Psychosocial factors may also contribute to schizophrenia.

Services
More than 69% of people with schizophrenia are not receiving appropriate care (3). Ninety per cent of people with untreated schizophrenia live in low- and middle- income countries. Lack of access to mental health services is an important issue. Furthermore, people with schizophrenia are less likely to seek care than the general population.

Management
Schizophrenia is treatable. Treatment with medicines and psychosocial support is effective. However, most people with chronic schizophrenia lack access to treatment.

There is clear evidence that old-style mental hospitals are not effective in providing the treatment that people with mental disorders need and violate basic human rights of persons with mental disorders. Efforts to transfer care from mental health institutions to the community need to be expanded and accelerated. The engagement of family members and the wider community in providing support is very important.

Programmes in several low- and middle- income countries (e.g. Ethiopia, Guinea-Bissau, India, Iran, Pakistan and United Republic of Tanzania) have demonstrated the feasibility of providing care to people with severe mental illness through the primary health-care system by:

training primary health-care personnel;
providing access to essential drugs;
supporting families in providing home care;
educating the public to decrease stigma and discrimination;
enhancing independent living skills through recovery-oriented psychosocial interventions (e.g. life skills training, social skills training) for people with schizophrenia and for their families and/or caregivers; and
facilitating independent living, if possible, or assisted living, supported housing and supported employment for people with schizophrenia. This can act as a base for people with schizophrenia to achieve recovery goals. People affected by schizophrenia often face difficulty in obtaining or retaining normal employment or housing opportunities.
Human rights violations
People with schizophrenia are prone to human rights violations both inside mental health institutions and in communities. Stigma of the disorder is high. This contributes to discrimination, which can in turn limit access to general health care, education, housing and employment.

WHO response
WHO's Mental Health Gap Action Programme (mhGAP), launched in 2008, uses evidence-based technical guidance, tools and training packages to expand service in countries, especially in resource-poor settings. It focuses on a prioritized set of conditions, directing capacity building towards non-specialized health-care providers in an integrated approach that promotes mental health at all levels of care. Currently mhGAP is being implemented in more than 100 WHO Member States.

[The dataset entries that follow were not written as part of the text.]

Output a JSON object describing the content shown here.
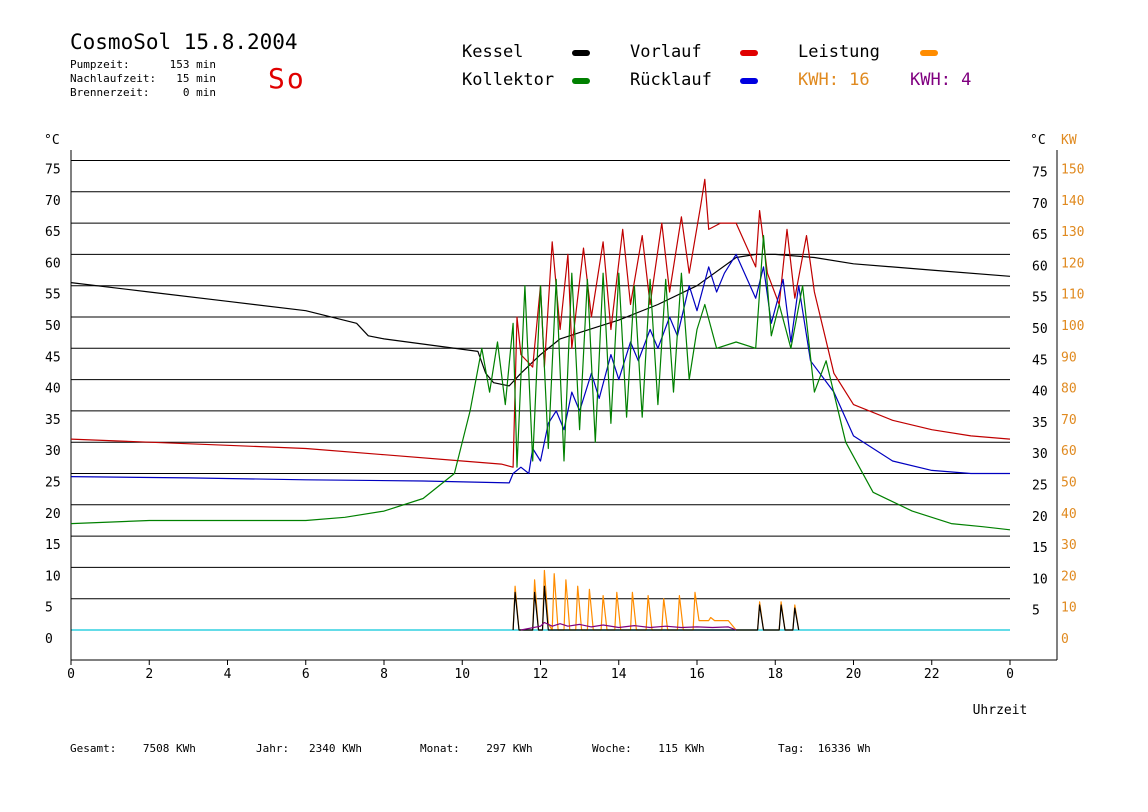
{
  "header": {
    "title": "CosmoSol 15.8.2004",
    "weekday": "So",
    "stats": [
      {
        "label": "Pumpzeit:",
        "value": "153 min"
      },
      {
        "label": "Nachlaufzeit:",
        "value": "15 min"
      },
      {
        "label": "Brennerzeit:",
        "value": "0 min"
      }
    ]
  },
  "legend": {
    "items": [
      {
        "label": "Kessel",
        "color": "#000000"
      },
      {
        "label": "Kollektor",
        "color": "#008000"
      },
      {
        "label": "Vorlauf",
        "color": "#e00000"
      },
      {
        "label": "Rücklauf",
        "color": "#0000e0"
      },
      {
        "label": "Leistung",
        "color": "#ff8c00"
      }
    ],
    "kwh_orange": "KWH: 16",
    "kwh_purple": "KWH: 4",
    "kwh_orange_color": "#e08a20",
    "kwh_purple_color": "#800080"
  },
  "footer": {
    "items": [
      {
        "label": "Gesamt:",
        "value": "7508 KWh"
      },
      {
        "label": "Jahr:",
        "value": "2340 KWh"
      },
      {
        "label": "Monat:",
        "value": "297 KWh"
      },
      {
        "label": "Woche:",
        "value": "115 KWh"
      },
      {
        "label": "Tag:",
        "value": "16336 Wh"
      }
    ]
  },
  "chart_data": {
    "type": "line",
    "xlabel": "Uhrzeit",
    "ylabel_left": "°C",
    "ylabel_right_c": "°C",
    "ylabel_right_kw": "KW",
    "x_ticks": [
      "0",
      "2",
      "4",
      "6",
      "8",
      "10",
      "12",
      "14",
      "16",
      "18",
      "20",
      "22",
      "0"
    ],
    "y_left_ticks": [
      "0",
      "5",
      "10",
      "15",
      "20",
      "25",
      "30",
      "35",
      "40",
      "45",
      "50",
      "55",
      "60",
      "65",
      "70",
      "75"
    ],
    "y_right_c_ticks": [
      "5",
      "10",
      "15",
      "20",
      "25",
      "30",
      "35",
      "40",
      "45",
      "50",
      "55",
      "60",
      "65",
      "70",
      "75"
    ],
    "y_right_kw_ticks": [
      "0",
      "10",
      "20",
      "30",
      "40",
      "50",
      "60",
      "70",
      "80",
      "90",
      "100",
      "110",
      "120",
      "130",
      "140",
      "150"
    ],
    "xlim": [
      0,
      24
    ],
    "ylim": [
      0,
      75
    ],
    "series": [
      {
        "name": "Kessel",
        "color": "#000000",
        "x": [
          0,
          2,
          4,
          6,
          7.3,
          7.6,
          8,
          10.4,
          10.6,
          10.8,
          11.2,
          11.5,
          12,
          12.5,
          13,
          14,
          15,
          16,
          17,
          17.5,
          18,
          19,
          20,
          22,
          24
        ],
        "y": [
          55.5,
          54,
          52.5,
          51,
          49,
          47,
          46.5,
          44.5,
          41,
          39.5,
          39,
          41,
          44,
          46.5,
          47.5,
          49.5,
          52,
          55,
          59.5,
          60,
          60,
          59.5,
          58.5,
          57.5,
          56.5
        ]
      },
      {
        "name": "Vorlauf",
        "color": "#c00000",
        "x": [
          0,
          2,
          4,
          6,
          8,
          10,
          11,
          11.3,
          11.4,
          11.5,
          11.8,
          12,
          12.1,
          12.3,
          12.5,
          12.7,
          12.8,
          13.1,
          13.3,
          13.6,
          13.8,
          14.1,
          14.3,
          14.6,
          14.8,
          15.1,
          15.3,
          15.6,
          15.8,
          16.1,
          16.2,
          16.3,
          16.6,
          17,
          17.5,
          17.6,
          17.8,
          18.1,
          18.3,
          18.5,
          18.8,
          19,
          19.5,
          20,
          21,
          22,
          23,
          24
        ],
        "y": [
          30.5,
          30,
          29.5,
          29,
          28,
          27,
          26.5,
          26,
          50,
          44,
          42,
          55,
          42,
          62,
          48,
          60,
          45,
          61,
          50,
          62,
          48,
          64,
          52,
          63,
          52,
          65,
          54,
          66,
          57,
          68,
          72,
          64,
          65,
          65,
          58,
          67,
          57,
          52,
          64,
          53,
          63,
          54,
          41,
          36,
          33.5,
          32,
          31,
          30.5
        ]
      },
      {
        "name": "Rücklauf",
        "color": "#0000c0",
        "x": [
          0,
          3,
          6,
          9,
          11.2,
          11.3,
          11.5,
          11.7,
          11.8,
          12,
          12.2,
          12.4,
          12.6,
          12.8,
          13,
          13.3,
          13.5,
          13.8,
          14,
          14.3,
          14.5,
          14.8,
          15,
          15.3,
          15.5,
          15.8,
          16,
          16.3,
          16.5,
          16.7,
          17,
          17.5,
          17.7,
          17.9,
          18.2,
          18.4,
          18.6,
          18.9,
          19.5,
          20,
          21,
          22,
          23,
          24
        ],
        "y": [
          24.5,
          24.3,
          24,
          23.8,
          23.5,
          25,
          26,
          25,
          29,
          27,
          33,
          35,
          32,
          38,
          35,
          41,
          37,
          44,
          40,
          46,
          43,
          48,
          45,
          50,
          47,
          55,
          51,
          58,
          54,
          57,
          60,
          53,
          58,
          49,
          56,
          46,
          55,
          43,
          38,
          31,
          27,
          25.5,
          25,
          25
        ]
      },
      {
        "name": "Kollektor",
        "color": "#008000",
        "x": [
          0,
          2,
          4,
          6,
          7,
          8,
          9,
          9.8,
          10.2,
          10.5,
          10.7,
          10.9,
          11.1,
          11.3,
          11.4,
          11.6,
          11.8,
          12,
          12.2,
          12.4,
          12.6,
          12.8,
          13,
          13.2,
          13.4,
          13.6,
          13.8,
          14,
          14.2,
          14.4,
          14.6,
          14.8,
          15,
          15.2,
          15.4,
          15.6,
          15.8,
          16,
          16.2,
          16.5,
          17,
          17.5,
          17.7,
          17.9,
          18.1,
          18.4,
          18.7,
          19,
          19.3,
          19.8,
          20.5,
          21.5,
          22.5,
          23.3,
          24
        ],
        "y": [
          17,
          17.5,
          17.5,
          17.5,
          18,
          19,
          21,
          25,
          35,
          45,
          38,
          46,
          36,
          49,
          26,
          55,
          27,
          55,
          29,
          56,
          27,
          57,
          32,
          56,
          30,
          57,
          33,
          57,
          34,
          55,
          34,
          56,
          36,
          56,
          38,
          57,
          40,
          48,
          52,
          45,
          46,
          45,
          63,
          47,
          52,
          45,
          55,
          38,
          43,
          30,
          22,
          19,
          17,
          16.5,
          16
        ]
      },
      {
        "name": "Leistung",
        "color": "#ff8c00",
        "x": [
          11.3,
          11.35,
          11.45,
          11.8,
          11.85,
          11.95,
          12.05,
          12.1,
          12.2,
          12.3,
          12.35,
          12.45,
          12.6,
          12.65,
          12.75,
          12.9,
          12.95,
          13.05,
          13.2,
          13.25,
          13.35,
          13.55,
          13.6,
          13.7,
          13.9,
          13.95,
          14.05,
          14.3,
          14.35,
          14.45,
          14.7,
          14.75,
          14.85,
          15.1,
          15.15,
          15.25,
          15.5,
          15.55,
          15.65,
          15.9,
          15.95,
          16.05,
          16.3,
          16.35,
          16.45,
          16.8,
          17.0,
          17.05,
          17.55,
          17.6,
          17.7,
          18.1,
          18.15,
          18.25,
          18.45,
          18.5,
          18.6
        ],
        "y": [
          0,
          7,
          0,
          0,
          8,
          0,
          0,
          9.5,
          1,
          0,
          9,
          0,
          0,
          8,
          0,
          0,
          7,
          0,
          0,
          6.5,
          0,
          0,
          5.5,
          0,
          0,
          6,
          0,
          0,
          6,
          0,
          0,
          5.5,
          0,
          0,
          5,
          0,
          0,
          5.5,
          0,
          0,
          6,
          1.5,
          1.5,
          2,
          1.5,
          1.5,
          0,
          0,
          0,
          4.5,
          0,
          0,
          4.5,
          0,
          0,
          4,
          0
        ]
      },
      {
        "name": "Kessel-KW",
        "color": "#000000",
        "x": [
          11.3,
          11.35,
          11.45,
          11.8,
          11.85,
          11.95,
          12.05,
          12.1,
          12.2,
          17.55,
          17.6,
          17.7,
          18.1,
          18.15,
          18.25,
          18.45,
          18.5,
          18.6
        ],
        "y": [
          0,
          6,
          0,
          0,
          6,
          0,
          0,
          7,
          0,
          0,
          4,
          0,
          0,
          4,
          0,
          0,
          3.5,
          0
        ]
      },
      {
        "name": "KWH-purple",
        "color": "#800080",
        "x": [
          11.5,
          12,
          12.1,
          12.3,
          12.5,
          12.7,
          13,
          13.3,
          13.6,
          14,
          14.4,
          14.8,
          15.2,
          15.6,
          16,
          16.4,
          16.8,
          17
        ],
        "y": [
          0,
          0.6,
          1.2,
          0.6,
          1.0,
          0.6,
          0.9,
          0.5,
          0.8,
          0.4,
          0.7,
          0.4,
          0.6,
          0.4,
          0.5,
          0.4,
          0.5,
          0
        ]
      }
    ],
    "grid": true,
    "legend_position": "top"
  }
}
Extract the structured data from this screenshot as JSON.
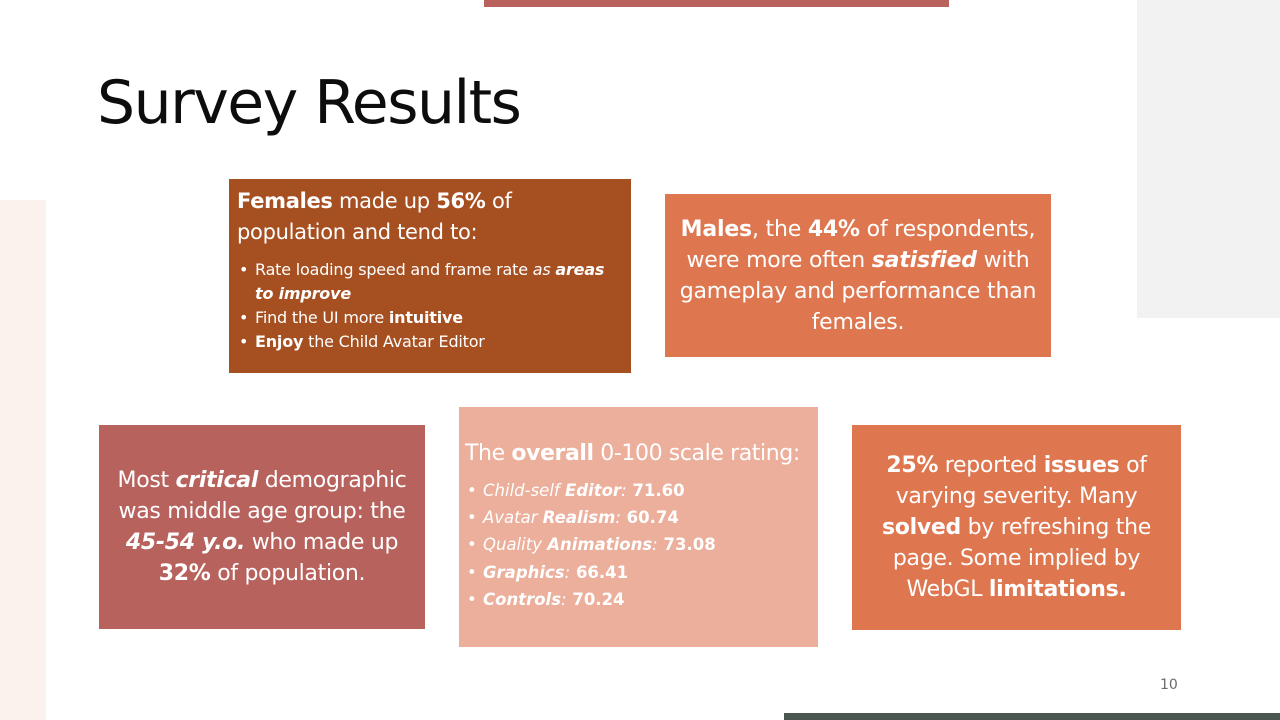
{
  "slide": {
    "title": "Survey Results",
    "number": "10"
  },
  "females_box": {
    "lead_bold_1": "Females",
    "lead_text_1": " made up ",
    "lead_bold_2": "56%",
    "lead_text_2": " of population and tend to:",
    "item1_text": "Rate loading speed and frame rate ",
    "item1_italic": "as",
    "item1_bolditalic": "areas to improve",
    "item2_text": "Find the UI more ",
    "item2_bold": "intuitive",
    "item3_bold": "Enjoy",
    "item3_text": " the Child Avatar Editor"
  },
  "males_box": {
    "bold_1": "Males",
    "text_1": ", the ",
    "bold_2": "44%",
    "text_2": " of respondents, were more often ",
    "bolditalic": "satisfied",
    "text_3": " with gameplay and performance than females."
  },
  "critical_box": {
    "text_1": "Most ",
    "bolditalic_1": "critical",
    "text_2": " demographic was middle age group: the ",
    "bolditalic_2": "45-54 y.o.",
    "text_3": " who made up ",
    "bold": "32%",
    "text_4": " of population."
  },
  "overall_box": {
    "lead_text_1": "The ",
    "lead_bold": "overall",
    "lead_text_2": " 0-100 scale rating:",
    "ratings": [
      {
        "italic": "Child-self ",
        "bold": "Editor",
        "colon": ":",
        "value": " 71.60"
      },
      {
        "italic": "Avatar ",
        "bold": "Realism",
        "colon": ":",
        "value": " 60.74"
      },
      {
        "italic": "Quality ",
        "bold": "Animations",
        "colon": ":",
        "value": " 73.08"
      },
      {
        "italic": "",
        "bold": "Graphics",
        "colon": ":",
        "value": " 66.41"
      },
      {
        "italic": "",
        "bold": "Controls",
        "colon": ":",
        "value": " 70.24"
      }
    ]
  },
  "issues_box": {
    "bold_1": "25%",
    "text_1": " reported ",
    "bold_2": "issues",
    "text_2": " of varying severity. Many ",
    "bold_3": "solved",
    "text_3": " by refreshing the page. Some implied by WebGL ",
    "bold_4": "limitations."
  },
  "colors": {
    "accent_rose": "#b7625d",
    "rust": "#a65022",
    "orange": "#de7750",
    "peach": "#ebaf9c",
    "bar_dark": "#4a5550"
  }
}
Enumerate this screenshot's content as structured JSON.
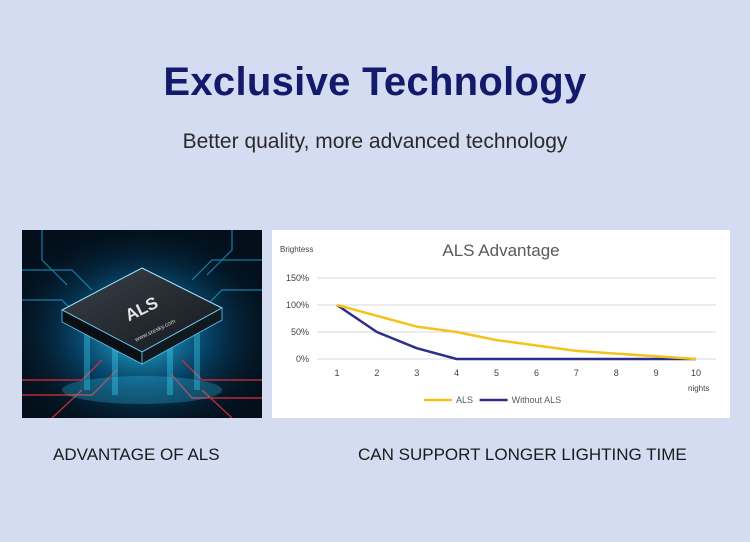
{
  "header": {
    "title": "Exclusive Technology",
    "subtitle": "Better quality, more advanced technology"
  },
  "chip": {
    "label": "ALS",
    "url": "www.sresky.com"
  },
  "captions": {
    "left": "ADVANTAGE OF ALS",
    "right": "CAN SUPPORT LONGER LIGHTING TIME"
  },
  "colors": {
    "background": "#d4dcf2",
    "title": "#141a6b",
    "als_series": "#f5c21a",
    "without_als_series": "#2e2d8c"
  },
  "chart_data": {
    "type": "line",
    "title": "ALS Advantage",
    "ylabel": "Brightess",
    "xlabel": "nights",
    "x": [
      1,
      2,
      3,
      4,
      5,
      6,
      7,
      8,
      9,
      10
    ],
    "ylim": [
      0,
      150
    ],
    "yticks": [
      "0%",
      "50%",
      "100%",
      "150%"
    ],
    "grid": true,
    "legend_position": "bottom",
    "series": [
      {
        "name": "ALS",
        "color": "#f5c21a",
        "values": [
          100,
          80,
          60,
          50,
          35,
          25,
          15,
          10,
          5,
          0
        ]
      },
      {
        "name": "Without ALS",
        "color": "#2e2d8c",
        "values": [
          100,
          50,
          20,
          0,
          0,
          0,
          0,
          0,
          0,
          0
        ]
      }
    ]
  }
}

The WHO QualityRights Project involves improving the quality of care and human rights conditions in mental health and social care facilities and to empower organizations to advocate for the health of people with mental disorders.

WHO’s Mental Health Action Plan 2013-2020, endorsed by the World Health Assembly in 2013, highlights the steps required to provide appropriate services for people with mental disorders including schizophrenia. A key recommendation of the Action Plan is to shift services from institutions to the community.